The Tribe was much more inclusive. It felt more like a big family than a business with warring splinters and factions. When we had a tribal meal it was a potluck and our elders and wives were great cooks. I don’t remember any mud-slinging but rather the exchange of ideas and the inspiration of natural leaders like Marvin Kimsey, Margret Provost and Merle Holmes.
The stakes were not as high or so it seemed. Back then we were laying bricks on foundations that would last for generations. The Tribal Council was exerting our newly restored Tribal sovereignty through management of our own timberlands and contracting Federal dollars from the BIA and IHS to fund our own programs.
Indeed our Tribe has grown and progressed since I was on Tribal Council. Growth and change was expected. In 1994 we made the decision to pursue gaming and by the time I left office the casino was about to open. Year after year revenues increased with each expansion of the casino. The decade from 1996 to 2007 was marked with increase and abundance. This abundance came from the Tribe’s sovereignty, which allowed us to have the casino.

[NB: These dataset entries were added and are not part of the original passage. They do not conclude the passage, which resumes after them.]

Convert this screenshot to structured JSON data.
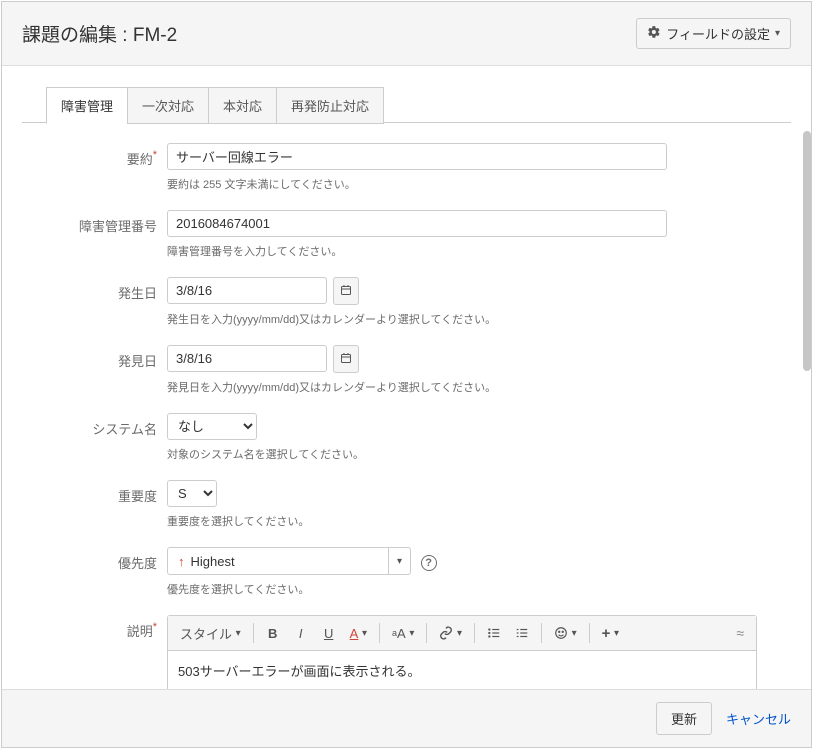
{
  "header": {
    "title": "課題の編集 : FM-2",
    "config_label": "フィールドの設定"
  },
  "tabs": [
    "障害管理",
    "一次対応",
    "本対応",
    "再発防止対応"
  ],
  "fields": {
    "summary": {
      "label": "要約",
      "value": "サーバー回線エラー",
      "help": "要約は 255 文字未満にしてください。"
    },
    "incident_no": {
      "label": "障害管理番号",
      "value": "2016084674001",
      "help": "障害管理番号を入力してください。"
    },
    "occurred": {
      "label": "発生日",
      "value": "3/8/16",
      "help": "発生日を入力(yyyy/mm/dd)又はカレンダーより選択してください。"
    },
    "discovered": {
      "label": "発見日",
      "value": "3/8/16",
      "help": "発見日を入力(yyyy/mm/dd)又はカレンダーより選択してください。"
    },
    "system": {
      "label": "システム名",
      "value": "なし",
      "help": "対象のシステム名を選択してください。"
    },
    "severity": {
      "label": "重要度",
      "value": "S",
      "help": "重要度を選択してください。"
    },
    "priority": {
      "label": "優先度",
      "value": "Highest",
      "help": "優先度を選択してください。"
    },
    "description": {
      "label": "説明",
      "value": "503サーバーエラーが画面に表示される。"
    }
  },
  "rte": {
    "style_label": "スタイル"
  },
  "footer": {
    "submit": "更新",
    "cancel": "キャンセル"
  }
}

With abundance and prosperity came increased benefits to the membership including per-capita, health care, and other programs. Unfortunately, the Tribal administration, governmental budgets, and spending also mushroomed during this time. Even with the treat of off reservation gaming our government continued to spend like there was no end to the supply of cash created by the casino.

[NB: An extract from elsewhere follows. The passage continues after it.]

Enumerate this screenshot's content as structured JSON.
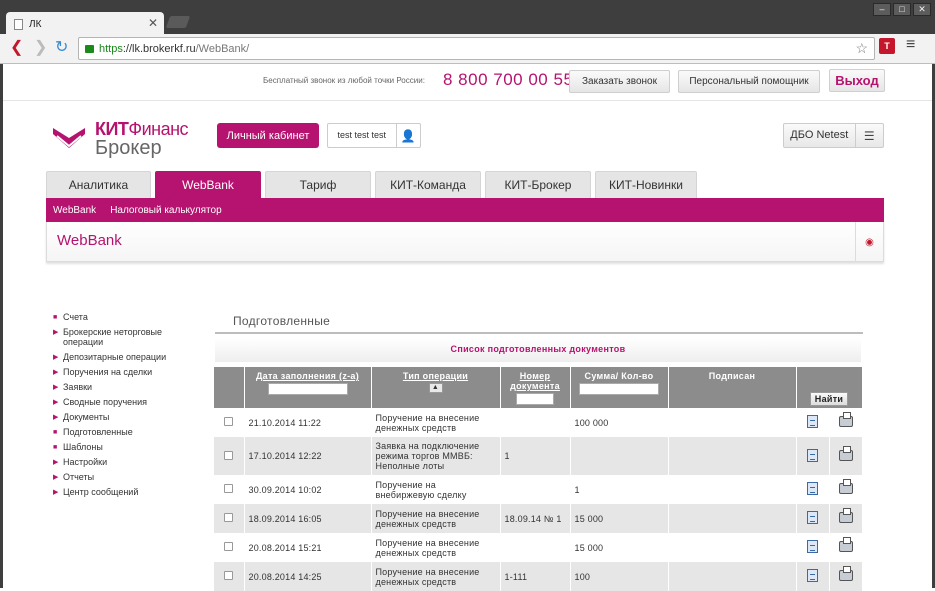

In 2007 while I was on the Board of Directors for Spirit Mountain the economy began to slow. When the stock market crashed and housing bubble burst in 2008 our casino felt the strain and the year over year increases came to an end.
Governance in years of abundance is much easier than in years of scarcity. Our elected officials and Tribal administration continue to spend as they had during years of abundance. The governmental infrastructure including programs, staffing levels and employee compensation levels are unsustainable and many on our current Tribal Council are unwilling to make the hard cuts needed to restore benefits to the membership.
Yes, times have changed from abundance to scarcity. Now is the time to elect leadership that has both experience and formal education to find solutions to the problems we face.